Speaking on recent developments in the Nigerian economy, Edun explained that the audit is running alongside the implementation of a new presidential executive order directing that certain oil and gas revenues be paid directly into the Federation Account.
According to him, the review is examining deductions and charges that reduce what eventually accrues to the Nigerian federal government, states and local governments.
He said that the Federal Executive Council had earlier mandated a subcommittee to scrutinise “the deductions from the Federation Account, and in particular, the costs of collection of some of the deductions that were going on and the amounts that were being charged for actually doing that task.”
“It’s within that context of looking at what should come into the Federation Account and what was going elsewhere that we have now been directed by Mr President, as owner of the executive order, to immediately flow these three elements – management fee, frontier fund, and the gas flare penalty – directly to the Federation Account,” Edun added.
He stressed that the directive does not override any ongoing legislative or institutional processes.
“It does not prejudice anything else that is ongoing, whether at the National Assembly or the legislature or any other action that is looking at this all-important area of the Federation Account, the accuracy, the transparency, and the accountability of the funds that are going to flow into it,” he said.
According to the minister, a committee comprising federal and state representatives has been constituted to ensure efficient implementation of the directive and is scheduled to meet next week.
Edun indicated that the combined effect of the executive order and the forensic audit would clarify the long-debated issue of alleged remittance backlogs.
Linking the development to broader fiscal reforms, the minister said Nigeria must intensify domestic resource mobilisation in the face of elevated global interest rates and limited fiscal space.

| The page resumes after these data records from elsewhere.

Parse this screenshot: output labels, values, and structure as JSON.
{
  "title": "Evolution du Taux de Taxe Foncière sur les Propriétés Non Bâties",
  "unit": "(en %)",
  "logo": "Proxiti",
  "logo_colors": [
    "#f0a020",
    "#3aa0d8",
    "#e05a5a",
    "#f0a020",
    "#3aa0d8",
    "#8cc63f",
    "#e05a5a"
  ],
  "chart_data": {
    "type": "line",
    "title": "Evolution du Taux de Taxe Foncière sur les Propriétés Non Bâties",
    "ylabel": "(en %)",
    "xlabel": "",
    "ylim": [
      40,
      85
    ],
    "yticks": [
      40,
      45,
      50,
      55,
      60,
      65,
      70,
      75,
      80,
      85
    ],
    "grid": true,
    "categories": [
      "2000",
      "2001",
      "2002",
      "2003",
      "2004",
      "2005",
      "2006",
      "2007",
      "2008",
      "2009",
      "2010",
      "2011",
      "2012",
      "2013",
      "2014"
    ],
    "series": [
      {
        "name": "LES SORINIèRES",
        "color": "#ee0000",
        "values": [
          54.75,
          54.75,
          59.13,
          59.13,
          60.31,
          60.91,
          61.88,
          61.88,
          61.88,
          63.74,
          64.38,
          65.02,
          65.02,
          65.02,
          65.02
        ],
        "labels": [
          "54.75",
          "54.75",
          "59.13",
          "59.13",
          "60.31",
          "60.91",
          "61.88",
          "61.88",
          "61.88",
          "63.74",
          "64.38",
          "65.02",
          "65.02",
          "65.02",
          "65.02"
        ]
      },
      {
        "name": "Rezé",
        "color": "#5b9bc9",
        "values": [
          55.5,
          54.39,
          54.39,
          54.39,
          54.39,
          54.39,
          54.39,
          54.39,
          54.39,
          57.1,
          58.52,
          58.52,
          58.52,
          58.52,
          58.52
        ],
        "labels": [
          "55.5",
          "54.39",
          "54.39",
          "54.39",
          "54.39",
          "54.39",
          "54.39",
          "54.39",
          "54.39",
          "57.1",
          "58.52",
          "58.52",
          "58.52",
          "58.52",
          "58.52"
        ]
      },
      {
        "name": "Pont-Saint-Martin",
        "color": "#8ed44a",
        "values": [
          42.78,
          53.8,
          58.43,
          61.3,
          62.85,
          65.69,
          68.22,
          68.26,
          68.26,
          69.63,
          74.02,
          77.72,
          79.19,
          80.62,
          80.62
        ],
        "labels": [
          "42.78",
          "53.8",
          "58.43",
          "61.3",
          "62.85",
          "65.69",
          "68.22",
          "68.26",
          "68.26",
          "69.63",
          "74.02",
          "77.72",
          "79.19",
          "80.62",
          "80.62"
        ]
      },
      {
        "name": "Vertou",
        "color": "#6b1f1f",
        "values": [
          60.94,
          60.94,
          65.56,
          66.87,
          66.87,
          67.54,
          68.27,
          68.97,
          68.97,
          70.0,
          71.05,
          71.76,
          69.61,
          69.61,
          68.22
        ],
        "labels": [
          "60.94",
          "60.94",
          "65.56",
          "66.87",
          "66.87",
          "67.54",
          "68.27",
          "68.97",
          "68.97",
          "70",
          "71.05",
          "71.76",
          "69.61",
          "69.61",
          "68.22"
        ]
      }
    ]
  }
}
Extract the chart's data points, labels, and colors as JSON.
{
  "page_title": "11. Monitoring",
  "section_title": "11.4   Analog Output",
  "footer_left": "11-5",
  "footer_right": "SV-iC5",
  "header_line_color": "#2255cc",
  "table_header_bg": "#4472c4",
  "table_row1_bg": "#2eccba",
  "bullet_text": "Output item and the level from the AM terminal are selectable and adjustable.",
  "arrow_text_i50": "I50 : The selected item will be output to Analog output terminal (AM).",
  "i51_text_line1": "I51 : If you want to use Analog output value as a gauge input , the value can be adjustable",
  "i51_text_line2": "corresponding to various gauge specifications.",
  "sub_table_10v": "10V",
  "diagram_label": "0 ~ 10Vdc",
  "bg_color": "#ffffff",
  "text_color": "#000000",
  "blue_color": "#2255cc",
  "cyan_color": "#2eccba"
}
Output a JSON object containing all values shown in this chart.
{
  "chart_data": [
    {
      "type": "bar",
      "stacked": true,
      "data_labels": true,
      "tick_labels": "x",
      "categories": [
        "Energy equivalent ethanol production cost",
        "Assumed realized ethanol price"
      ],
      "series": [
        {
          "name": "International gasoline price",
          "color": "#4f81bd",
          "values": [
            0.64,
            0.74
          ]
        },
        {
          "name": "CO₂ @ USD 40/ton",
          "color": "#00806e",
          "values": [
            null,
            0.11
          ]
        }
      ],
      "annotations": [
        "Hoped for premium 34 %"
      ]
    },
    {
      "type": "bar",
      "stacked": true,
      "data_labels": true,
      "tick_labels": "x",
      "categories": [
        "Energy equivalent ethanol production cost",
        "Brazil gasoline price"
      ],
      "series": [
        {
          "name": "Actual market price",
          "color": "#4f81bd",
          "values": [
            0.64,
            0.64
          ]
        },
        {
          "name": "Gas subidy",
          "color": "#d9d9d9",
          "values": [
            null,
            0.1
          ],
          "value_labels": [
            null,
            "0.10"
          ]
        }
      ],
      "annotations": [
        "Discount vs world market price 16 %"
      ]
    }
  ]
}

“Within that context, there is a need to focus on domestic resource mobilisation, rather than debt financing that is not self-paid,” he said, warning that heavy debt service obligations crowd out spending on health, education and infrastructure.
He disclosed that revenue-earning agencies have been directed to migrate to a unified digital platform.
“All revenue-earning agencies should be on the same technical platform. An investment has been made in technology. We have advisors. We have a consortium. And the revenue agencies are given that platform on which to collect funds. Everybody will see how much somebody is meant to pay, how much he has paid, and how much he owes,” local media reports quoted Edun as saying.